Key items from the conference call include:
- Inferencing is in the mid-40s as percent of data center revenue.
- Nvidia is speaking to total cost of ownership, which AMD is actively discussing. Kress said: "Training and inferencing AI on NVIDIA CUDA is driving meaningful acceleration in cloud rental revenue growth, delivering an immediate and strong return on cloud provider's investment. For every $1 spent on NVIDIA AI infrastructure, cloud providers have an opportunity to earn $5 in GPU instant hosting revenue over four years."
- Those cloud returns also pay off for end customers. Kress said cloud rentals remain the lowest cost way to train models as well as inferencing workloads.
- Enterprises are showing strong demand with Meta and Tesla cited as key customers for Nvidia infrastructure.
- Sovereign AI is expected to drive revenue in the "high single-digit billions this year."
- H200 was sampled in the first quarter with shipments in the second. Huang said production shipments will ramp in the third quarter with data centers stood up in the foruth quarter. OpenAI got the first system. "We will see a lot of Blackwell revenue this year," said Huang.
- Kress again cited cost benefits with Nvidia HGX H200 servers: "For example, using Llama 3 with 700 billion parameters, a single NVIDIA HGX H200 server can deliver 24,000 tokens per second, supporting more than 2,400 users at the same time. That means for every $1 spent on NVIDIA HGX H200 servers at current prices per token, an API provider serving Llama 3 tokens can generate $7 in revenue over four years."
- Grace Hopper Superchip is shipping in volume.
- Blackwell systems are reverse compatible so the transition from H100 to H200 will be seamless. That said supply will remain an issue. Huang said: "We expect demand to outstrip supply for some time as we now transition to H200, as we transition to Blackwell. Everybody is anxious to get their infrastructure online. And the reason for that is because they're saving money and making money, and they would like to do that as soon as possible."
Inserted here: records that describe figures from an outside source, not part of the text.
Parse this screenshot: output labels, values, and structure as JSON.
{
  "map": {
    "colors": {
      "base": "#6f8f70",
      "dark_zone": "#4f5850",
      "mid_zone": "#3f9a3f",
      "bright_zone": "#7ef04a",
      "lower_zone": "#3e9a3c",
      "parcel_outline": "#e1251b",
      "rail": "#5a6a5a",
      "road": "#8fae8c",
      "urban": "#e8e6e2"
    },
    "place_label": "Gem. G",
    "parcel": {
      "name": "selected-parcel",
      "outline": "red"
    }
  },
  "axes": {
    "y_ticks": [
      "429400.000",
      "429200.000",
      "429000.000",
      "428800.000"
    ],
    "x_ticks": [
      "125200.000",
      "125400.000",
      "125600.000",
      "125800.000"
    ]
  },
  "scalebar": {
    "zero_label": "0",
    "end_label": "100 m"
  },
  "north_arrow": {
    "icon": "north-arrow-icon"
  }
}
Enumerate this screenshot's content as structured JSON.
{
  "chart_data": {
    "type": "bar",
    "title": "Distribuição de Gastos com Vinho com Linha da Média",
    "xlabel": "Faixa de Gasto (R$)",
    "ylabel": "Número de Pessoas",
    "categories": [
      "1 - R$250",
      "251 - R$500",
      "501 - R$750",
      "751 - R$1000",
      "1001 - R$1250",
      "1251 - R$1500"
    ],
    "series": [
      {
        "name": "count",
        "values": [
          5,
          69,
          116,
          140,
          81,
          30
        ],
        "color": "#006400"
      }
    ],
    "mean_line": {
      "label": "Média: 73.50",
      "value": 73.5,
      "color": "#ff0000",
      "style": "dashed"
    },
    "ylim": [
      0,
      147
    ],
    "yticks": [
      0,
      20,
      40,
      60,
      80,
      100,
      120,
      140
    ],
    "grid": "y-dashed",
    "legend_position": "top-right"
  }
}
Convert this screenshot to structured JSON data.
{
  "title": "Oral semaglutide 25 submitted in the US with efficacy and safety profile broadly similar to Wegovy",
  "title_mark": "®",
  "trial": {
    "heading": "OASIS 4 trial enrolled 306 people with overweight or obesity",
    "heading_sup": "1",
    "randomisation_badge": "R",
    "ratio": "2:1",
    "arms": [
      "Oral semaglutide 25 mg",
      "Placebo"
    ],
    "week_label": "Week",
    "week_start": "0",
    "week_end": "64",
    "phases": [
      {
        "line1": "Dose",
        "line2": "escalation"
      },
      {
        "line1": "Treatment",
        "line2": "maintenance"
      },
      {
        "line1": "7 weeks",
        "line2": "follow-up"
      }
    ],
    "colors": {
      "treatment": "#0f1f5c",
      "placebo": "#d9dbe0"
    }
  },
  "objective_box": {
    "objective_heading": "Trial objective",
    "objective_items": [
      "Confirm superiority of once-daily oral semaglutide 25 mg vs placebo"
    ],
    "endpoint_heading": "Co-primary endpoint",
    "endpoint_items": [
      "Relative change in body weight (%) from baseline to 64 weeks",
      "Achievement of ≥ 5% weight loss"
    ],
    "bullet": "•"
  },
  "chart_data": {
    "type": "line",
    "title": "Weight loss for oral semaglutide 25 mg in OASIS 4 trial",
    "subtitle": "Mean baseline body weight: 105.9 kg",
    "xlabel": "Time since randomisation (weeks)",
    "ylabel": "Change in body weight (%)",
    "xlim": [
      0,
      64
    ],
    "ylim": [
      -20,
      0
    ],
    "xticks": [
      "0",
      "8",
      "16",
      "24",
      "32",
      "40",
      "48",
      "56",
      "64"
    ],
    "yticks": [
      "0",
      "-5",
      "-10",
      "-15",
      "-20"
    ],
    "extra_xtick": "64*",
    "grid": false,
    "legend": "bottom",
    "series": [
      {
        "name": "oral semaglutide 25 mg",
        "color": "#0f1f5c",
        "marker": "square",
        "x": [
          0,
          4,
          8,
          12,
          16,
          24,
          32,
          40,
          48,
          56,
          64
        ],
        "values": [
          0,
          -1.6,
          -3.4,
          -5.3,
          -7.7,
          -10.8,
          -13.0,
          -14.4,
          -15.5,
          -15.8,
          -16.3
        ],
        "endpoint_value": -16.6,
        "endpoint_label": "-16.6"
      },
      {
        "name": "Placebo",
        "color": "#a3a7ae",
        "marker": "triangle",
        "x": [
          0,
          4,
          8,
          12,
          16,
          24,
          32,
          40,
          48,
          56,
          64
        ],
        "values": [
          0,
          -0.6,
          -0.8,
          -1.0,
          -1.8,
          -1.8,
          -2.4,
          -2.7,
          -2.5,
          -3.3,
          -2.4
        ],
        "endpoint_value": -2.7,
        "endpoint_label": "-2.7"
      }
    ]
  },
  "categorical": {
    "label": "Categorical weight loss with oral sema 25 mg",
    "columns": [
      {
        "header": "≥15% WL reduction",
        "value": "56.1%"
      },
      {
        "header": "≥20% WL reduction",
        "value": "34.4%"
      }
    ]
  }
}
- We're 5% into the AI data center buildout. Huang said: "We're in a one-year rhythm. And we want our customers to see our roadmap for as far as they like, but they're early in their build-out anyways and so they had to just keep on building. There's going to be a whole bunch of chips coming at them, and they just got to keep on building and just, if you will, performance average your way into it. So that's the smart thing to do. They need to make money today. They want to save money today. And time is really, really valuable to them."
- Ethernet networking a growth market for Nvidia. Huang said: "For companies that want the ultimate performance, we have InfiniBand computing fabric. InfiniBand is a computing fabric, Ethernet is a network. And InfiniBand, over the years, started out as a computing fabric, became a better and better network. Ethernet is a network and with Spectrum-X, we're going to make it a much better computing fabric. And we're committed -- fully committed to all three links, NVLink computing fabric for single computing domain to InfiniBand computing fabric, to Ethernet networking computing fabric. And so we're going to take all three of them forward at a very fast clip."